Cirrus incorporates amenities and systems that would have been unlikely in a building of a generation ago — or in a less prosperous market today. One is the “fifth side” of the building, the 2,835-square-foot open roof garden on the 40th floor incorporating an outdoor gas fireplace, ornamental pool and clusters of seating for socializing. Another is the adjacent fitness room, the hidden engineering of which provides a clue to how demanding (and expensive) the design of these buildings has become. The workout machines all reside on a concrete slab that’s acoustically isolated from the concrete building frame through a system of shock absorbers. Concrete is a fine sound deadener for blocking outside noises, but it’s an even better sound transmitter for feet hammering a treadmill. A suspension system is essential.

Linsley says urban renters today place a high premium on these social components of the building. The idea, he says, is to create a “comprehensive and cohesive residential experience.” GID isn’t targeting transient renters, but rather an affluent millennial crowd who’ll consider the tower “home,” just as their parents and grandparents embraced the single-family suburban house. Not incidentally, Linsley also hopes to capture some empty-nested boomers who are finally sick of mowing lawns and battling roof moss.

THERE ARE DOWNSIDES to Seattle’s skyscraper boom, and we can see one of them from Cirrus’ roof garden. One block away is an 8-year-old, 34-story condo that’s just seen a 40-story office tower rise 20 feet away, obliterating views and light. While the latest revision to the city land-use code requires minimum spacing of 60 feet between towers, there are still some tightly-packed ones to come that were entitled under old code.

Even this 60-foot minimum might not be enough to preserve emotional breathing space in Seattle’s core, to keep the city feeling more Seattle than Singapore or Manhattan. But here’s the problem: We either shoot up (the Manhattanization of Seattle) or spread out (the Los Angelization of Seattle) or restrict new building so tightly that homes in the city become unaffordable to all but the elite (the Santa Barbarazation of Seattle). If there’s a fourth alternative, nobody’s found it.

Another skyscraper problem is that no one has really figured out how to give high-rise buildings a sense of place, to make them seem stylistically and spiritually at home in the Pacific Northwest. With the tiny Magnolia Library in 1956, architect Paul Hayden Kirk expertly infused the International Style with a Northwest spirit by framing a glass box in a post-and-beam wooden exoskeleton, but that’s not going to work with a 40-story building. Decorative capers, like tricking out a tower with echoes of a ski lodge or the Space Needle, are guaranteed to look preposterous: big buildings wear architectural in-jokes very poorly. Flamboyantly sculptural forms, such as the scoop-shaped 58-story tower recently approved for the Fourth Avenue and Union Street block, sometimes become successful civic icons. But they also have a tendency to soar over budget, and they might end up appearing more like starbursts of ego than authentic expressions of a city’s culture.

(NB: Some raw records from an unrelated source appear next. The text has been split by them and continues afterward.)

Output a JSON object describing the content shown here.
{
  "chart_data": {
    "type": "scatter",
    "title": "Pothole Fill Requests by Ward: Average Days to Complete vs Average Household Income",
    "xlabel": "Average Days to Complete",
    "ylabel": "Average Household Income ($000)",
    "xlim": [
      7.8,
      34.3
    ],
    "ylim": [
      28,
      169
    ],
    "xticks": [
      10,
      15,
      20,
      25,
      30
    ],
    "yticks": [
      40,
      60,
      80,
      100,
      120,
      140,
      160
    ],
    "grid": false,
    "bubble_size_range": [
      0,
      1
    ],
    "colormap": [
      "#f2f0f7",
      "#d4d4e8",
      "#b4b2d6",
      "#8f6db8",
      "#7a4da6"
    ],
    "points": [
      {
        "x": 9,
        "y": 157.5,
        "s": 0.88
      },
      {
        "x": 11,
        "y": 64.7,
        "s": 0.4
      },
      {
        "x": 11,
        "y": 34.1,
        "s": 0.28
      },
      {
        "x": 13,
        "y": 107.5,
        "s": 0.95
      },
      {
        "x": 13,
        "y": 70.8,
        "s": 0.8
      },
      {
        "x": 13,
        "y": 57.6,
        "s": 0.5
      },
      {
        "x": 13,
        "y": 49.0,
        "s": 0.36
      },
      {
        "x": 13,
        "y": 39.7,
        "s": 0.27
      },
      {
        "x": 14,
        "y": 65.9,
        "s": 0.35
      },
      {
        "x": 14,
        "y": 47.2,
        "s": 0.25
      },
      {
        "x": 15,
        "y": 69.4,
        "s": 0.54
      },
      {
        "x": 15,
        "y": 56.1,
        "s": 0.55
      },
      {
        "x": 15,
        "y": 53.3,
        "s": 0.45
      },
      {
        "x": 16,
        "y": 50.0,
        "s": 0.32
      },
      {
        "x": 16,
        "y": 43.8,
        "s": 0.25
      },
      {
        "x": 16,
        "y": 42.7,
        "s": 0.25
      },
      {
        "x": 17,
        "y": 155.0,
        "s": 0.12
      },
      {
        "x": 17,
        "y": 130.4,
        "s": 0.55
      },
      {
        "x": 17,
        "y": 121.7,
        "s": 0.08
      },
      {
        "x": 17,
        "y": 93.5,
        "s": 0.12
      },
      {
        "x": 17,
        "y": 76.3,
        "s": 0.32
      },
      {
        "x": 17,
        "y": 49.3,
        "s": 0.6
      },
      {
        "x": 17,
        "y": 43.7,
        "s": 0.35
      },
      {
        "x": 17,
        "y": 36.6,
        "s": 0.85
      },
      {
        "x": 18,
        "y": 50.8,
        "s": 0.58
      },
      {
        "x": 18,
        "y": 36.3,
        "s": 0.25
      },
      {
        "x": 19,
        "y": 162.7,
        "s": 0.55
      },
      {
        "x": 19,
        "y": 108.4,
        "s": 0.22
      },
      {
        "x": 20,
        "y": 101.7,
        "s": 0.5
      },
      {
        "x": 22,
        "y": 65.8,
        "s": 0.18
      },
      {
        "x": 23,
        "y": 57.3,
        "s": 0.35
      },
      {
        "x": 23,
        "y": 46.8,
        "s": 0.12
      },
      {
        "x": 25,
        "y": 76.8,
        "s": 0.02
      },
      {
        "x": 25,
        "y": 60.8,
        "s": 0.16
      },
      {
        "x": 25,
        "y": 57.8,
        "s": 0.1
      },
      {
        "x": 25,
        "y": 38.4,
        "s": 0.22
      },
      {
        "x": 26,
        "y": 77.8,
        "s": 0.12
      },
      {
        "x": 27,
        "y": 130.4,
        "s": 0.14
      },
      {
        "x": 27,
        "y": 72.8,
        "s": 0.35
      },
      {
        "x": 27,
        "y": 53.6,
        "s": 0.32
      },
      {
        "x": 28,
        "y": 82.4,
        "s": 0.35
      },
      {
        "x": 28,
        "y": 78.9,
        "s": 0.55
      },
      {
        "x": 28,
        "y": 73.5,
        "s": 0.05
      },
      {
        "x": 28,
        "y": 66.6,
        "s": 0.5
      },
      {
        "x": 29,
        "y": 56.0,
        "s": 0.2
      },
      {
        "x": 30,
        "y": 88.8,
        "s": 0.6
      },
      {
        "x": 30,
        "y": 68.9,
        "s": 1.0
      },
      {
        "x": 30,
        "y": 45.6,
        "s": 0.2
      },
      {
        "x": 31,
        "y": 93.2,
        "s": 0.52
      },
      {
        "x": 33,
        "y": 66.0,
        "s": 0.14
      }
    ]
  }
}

What does the skyscraper authentically express? Ambition, importance, money — these have always been its stock in trade, and now to these we can add costly, constricted building space and teeming crowds of people wanting to live in the city. It’s asking a lot, after all this, to demand that the building also be democratic, to offer a populist nod to the ordinary folk passing by on the street.

But it’s absolutely the Seattle spirit to ask this.